Nas regiões de maior incidência estão concentradas as pessoas com pele e olhos mais claros. Estas, segundo o médico, são mais propensas a desenvolver câncer de pele do que as negras. A explicação está na melanina, substância que determina a cor da pele e, em pessoas negras, atua como um protetor solar natural.
A principal diferença entre os dois tumores é o tipo de célula que dá origem a ele. Enquanto o melanoma nasce nos melanócitos (células produtoras de melanina), o não melanoma se origina em outras estruturas e tem componentes variados.
A gravidade também é outro fator que os diferencia: o melanoma tende a crescer mais rápido e pode ter metástase (se espalhar para outros órgãos); o não melanoma tem risco menor de metástase e a cirurgia, por si só, é curativa. No entanto, Munhoz afirma que uma pequena parcela pode evoluir de forma ruim e ter complicações.
O bombeiro Robson Medeiros conta que receber o diagnóstico de melanoma foi como terem colocado "uma bomba relógio na minha mão e que ela poderia estourar a qualquer momento, tirando a minha vida". Felizmente, os exames deram negativo para novos crescimentos do tumor.

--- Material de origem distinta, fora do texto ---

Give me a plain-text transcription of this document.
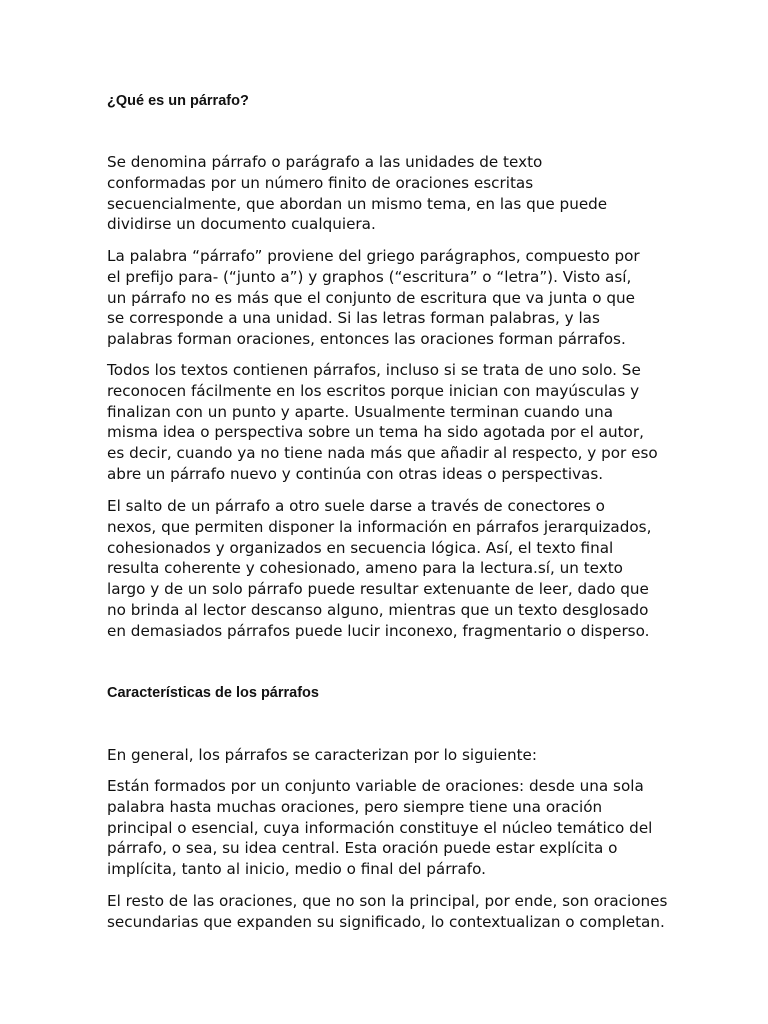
¿Qué es un párrafo?

Se denomina párrafo o parágrafo a las unidades de texto
conformadas por un número finito de oraciones escritas
secuencialmente, que abordan un mismo tema, en las que puede
dividirse un documento cualquiera.

La palabra “párrafo” proviene del griego parágraphos, compuesto por
el prefijo para- (“junto a”) y graphos (“escritura” o “letra”). Visto así,
un párrafo no es más que el conjunto de escritura que va junta o que
se corresponde a una unidad. Si las letras forman palabras, y las
palabras forman oraciones, entonces las oraciones forman párrafos.

Todos los textos contienen párrafos, incluso si se trata de uno solo. Se
reconocen fácilmente en los escritos porque inician con mayúsculas y
finalizan con un punto y aparte. Usualmente terminan cuando una
misma idea o perspectiva sobre un tema ha sido agotada por el autor,
es decir, cuando ya no tiene nada más que añadir al respecto, y por eso
abre un párrafo nuevo y continúa con otras ideas o perspectivas.

El salto de un párrafo a otro suele darse a través de conectores o
nexos, que permiten disponer la información en párrafos jerarquizados,
cohesionados y organizados en secuencia lógica. Así, el texto final
resulta coherente y cohesionado, ameno para la lectura.sí, un texto
largo y de un solo párrafo puede resultar extenuante de leer, dado que
no brinda al lector descanso alguno, mientras que un texto desglosado
en demasiados párrafos puede lucir inconexo, fragmentario o disperso.

Características de los párrafos

En general, los párrafos se caracterizan por lo siguiente:

Están formados por un conjunto variable de oraciones: desde una sola
palabra hasta muchas oraciones, pero siempre tiene una oración
principal o esencial, cuya información constituye el núcleo temático del
párrafo, o sea, su idea central. Esta oración puede estar explícita o
implícita, tanto al inicio, medio o final del párrafo.

El resto de las oraciones, que no son la principal, por ende, son oraciones
secundarias que expanden su significado, lo contextualizan o completan.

Após terminar o ano de 2017 acamado, se recuperando da cirurgia, e ficar seis meses longe do trabalho e das atividades rotineiras, ele quis fazer diferente no ano seguinte. Em 31 de dezembro de 2018, ele correu a São Silvestre emocionado, "principalmente com saúde". "Além de terminar o ano bem, homenageei cada paciente do grupo de acolhimento do Instituto Melanoma Brasil, mostrando que um deles estava lá e que é possível", conta Medeiros, que correu com uma camiseta da ONG.
Mudanças exigem grandes esforços
Um estudo publicado em 2017 no periódico Journal of the European Academy of Dermatology & Venereology avaliou o comportamento e a conscientização das pessoas sobre o câncer de pele e sua proteção. A pesquisa foi feita com quase 20 mil pessoas, de 23 países, com idades entre 16 e 65 anos.
Os resultados mostraram que 88% delas estavam cientes dos riscos de desenvolver câncer de pele quando expostas ao sol sem proteção. No entanto, apenas um a cada dois participantes da pesquisa já consultou um dermatologista para uma triagem. Quatro em cada dez pessoas não pensam em proteger a pele fora do período de férias.
"As pessoas estão cientes, mas acham que nunca vai acontecer com elas. Tudo que envolve mudança de comportamento envolve grandes esforços em diferentes frentes", avalia o oncologista. Ele compara esse comportamento com as campanhas sobre os riscos do tabagismo, que demoraram décadas para fazer com que as pessoas largassem o cigarro. Duas frentes principais quanto ao câncer de pele, segundo ele, é a exposição ocupacional e recreativa.
"É um desafio porque estamos em um país tropical, as pessoas gostam de ir à praia, ter um visual bronzeado. A transformação em ação preventiva demanda esforço", diz o médico. Uma das lutas no Instituto Melanoma Brasil é que o protetor solar seja disponibilizado no Sistema Único de Saúde para que mais pessoas tenham acesso à proteção gratuitamente.